# How can I refund the money?



## evangil (May 23, 2017)

I got an offer Wednesday at this week, But when i scanning the package my phone has problems. I only canceled this delivery and left. Today I got the message that Amazon pay for me. I did not finish my job, I can not get this money. How can I return the money?


----------



## FIdel Cashflow (Feb 23, 2018)

evangil said:


> I got an offer Wednesday at this week, But when i scanning the package my phone has problems. I only canceled this delivery and left. Today I got the message that Amazon pay for me. I did not finish my job, I can not get this money. How can I return the money?


So you accepted a block and went to the warehouse and tried to scan the packages but couldn't because your phone had problems. How did you cancel the delivery? Did you call support and they assigned the route to another person?

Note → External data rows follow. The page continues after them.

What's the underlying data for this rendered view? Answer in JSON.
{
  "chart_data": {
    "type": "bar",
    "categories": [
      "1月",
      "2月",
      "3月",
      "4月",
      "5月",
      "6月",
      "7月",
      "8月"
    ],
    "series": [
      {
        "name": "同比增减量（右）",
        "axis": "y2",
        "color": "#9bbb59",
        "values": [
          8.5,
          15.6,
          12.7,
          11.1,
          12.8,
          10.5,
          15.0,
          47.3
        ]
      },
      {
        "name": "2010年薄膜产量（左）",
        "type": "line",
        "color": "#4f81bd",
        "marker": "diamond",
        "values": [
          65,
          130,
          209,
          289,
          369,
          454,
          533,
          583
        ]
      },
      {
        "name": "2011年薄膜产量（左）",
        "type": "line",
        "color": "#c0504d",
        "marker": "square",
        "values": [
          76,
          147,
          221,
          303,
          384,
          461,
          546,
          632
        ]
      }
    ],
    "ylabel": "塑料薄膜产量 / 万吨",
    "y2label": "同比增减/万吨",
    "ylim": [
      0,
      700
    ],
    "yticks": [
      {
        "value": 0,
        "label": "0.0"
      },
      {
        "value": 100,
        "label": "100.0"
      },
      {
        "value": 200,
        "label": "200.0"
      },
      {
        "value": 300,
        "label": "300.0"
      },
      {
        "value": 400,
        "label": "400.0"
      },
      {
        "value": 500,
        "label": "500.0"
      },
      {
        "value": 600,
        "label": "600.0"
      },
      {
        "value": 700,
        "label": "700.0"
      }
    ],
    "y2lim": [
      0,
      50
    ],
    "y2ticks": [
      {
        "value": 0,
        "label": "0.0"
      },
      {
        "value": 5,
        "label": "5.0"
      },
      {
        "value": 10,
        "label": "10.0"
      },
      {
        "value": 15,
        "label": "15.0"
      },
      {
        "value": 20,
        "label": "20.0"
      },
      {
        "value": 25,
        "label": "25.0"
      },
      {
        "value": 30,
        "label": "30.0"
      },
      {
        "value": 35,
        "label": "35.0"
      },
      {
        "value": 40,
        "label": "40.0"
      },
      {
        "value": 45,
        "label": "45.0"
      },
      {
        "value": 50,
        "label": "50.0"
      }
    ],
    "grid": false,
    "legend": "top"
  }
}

Also you can't return any money. Amazon will still pay out for a block even if you don't have a route to deliver.


----------



## oicu812 (Aug 29, 2016)

He basically didn't have any packages in his itinerary and left.


----------



## Amsoil Uber Connect (Jan 14, 2015)

I think DLA5 had an issue with the van drivers Weds ?. I pull for a 4hr. None of the pac's would scan. Someone came over and loaded my route from the lap top. 48 pac's. I knew leaving that I was lite a few pac's could of been 12-16 or so. Then I'm at a stop and no pac. Hmm... and the map had me going back and forth several times. Ok enough of that. did my own map and half way through the missing ones disappeared. 1 missort returned.

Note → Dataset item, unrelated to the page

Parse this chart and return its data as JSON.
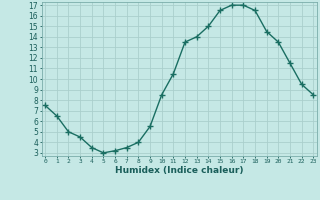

Point being, get help or get deactivated. Could be something simple like restarting the phone or refreshing the Intinerary.


----------



## mke (Dec 19, 2016)

Had a similar situation...dead car battery at warehouse after checking in. Told warehouse, contacted support, sent email. They still paid me and I followed up twice only to get autoreplies telling how to scan in and scan packages. 

Left it with one final email saying let me know if you want your money back....haven't hear back in a month.

Don't make a habit of it or you'll be deactivated, but good luck getting a reply


----------



## Movaldriver (Feb 20, 2017)

Twice I have had issues where I got paid when I shouldn't have and I emailed them both times and got a response saying don't worry about it and thanks for your honesty. It's more bookkeeping hassle to reverse it than to just let you keep it. As long as you bring it to their attention you will be ok


----------



## Brandon Wilson (Aug 13, 2017)

Something like that happened when I first started. I had 3 packages left and the app restarted and wiped everything from my itinerary. I was a noob so i didn't have a support number and email support was a joke (and still is). lol. I just took everything back to the station even though the last 3 stops were within 1000ft of me. lol. No chances.


----------



## Mastadivinity (Dec 14, 2016)

Phone support isn't much better lol.


----------



## jester121 (Sep 6, 2016)

They won't take back the money, but it will go as a strike on your record. Don't know if it's worse/different than a regular no-show.


----------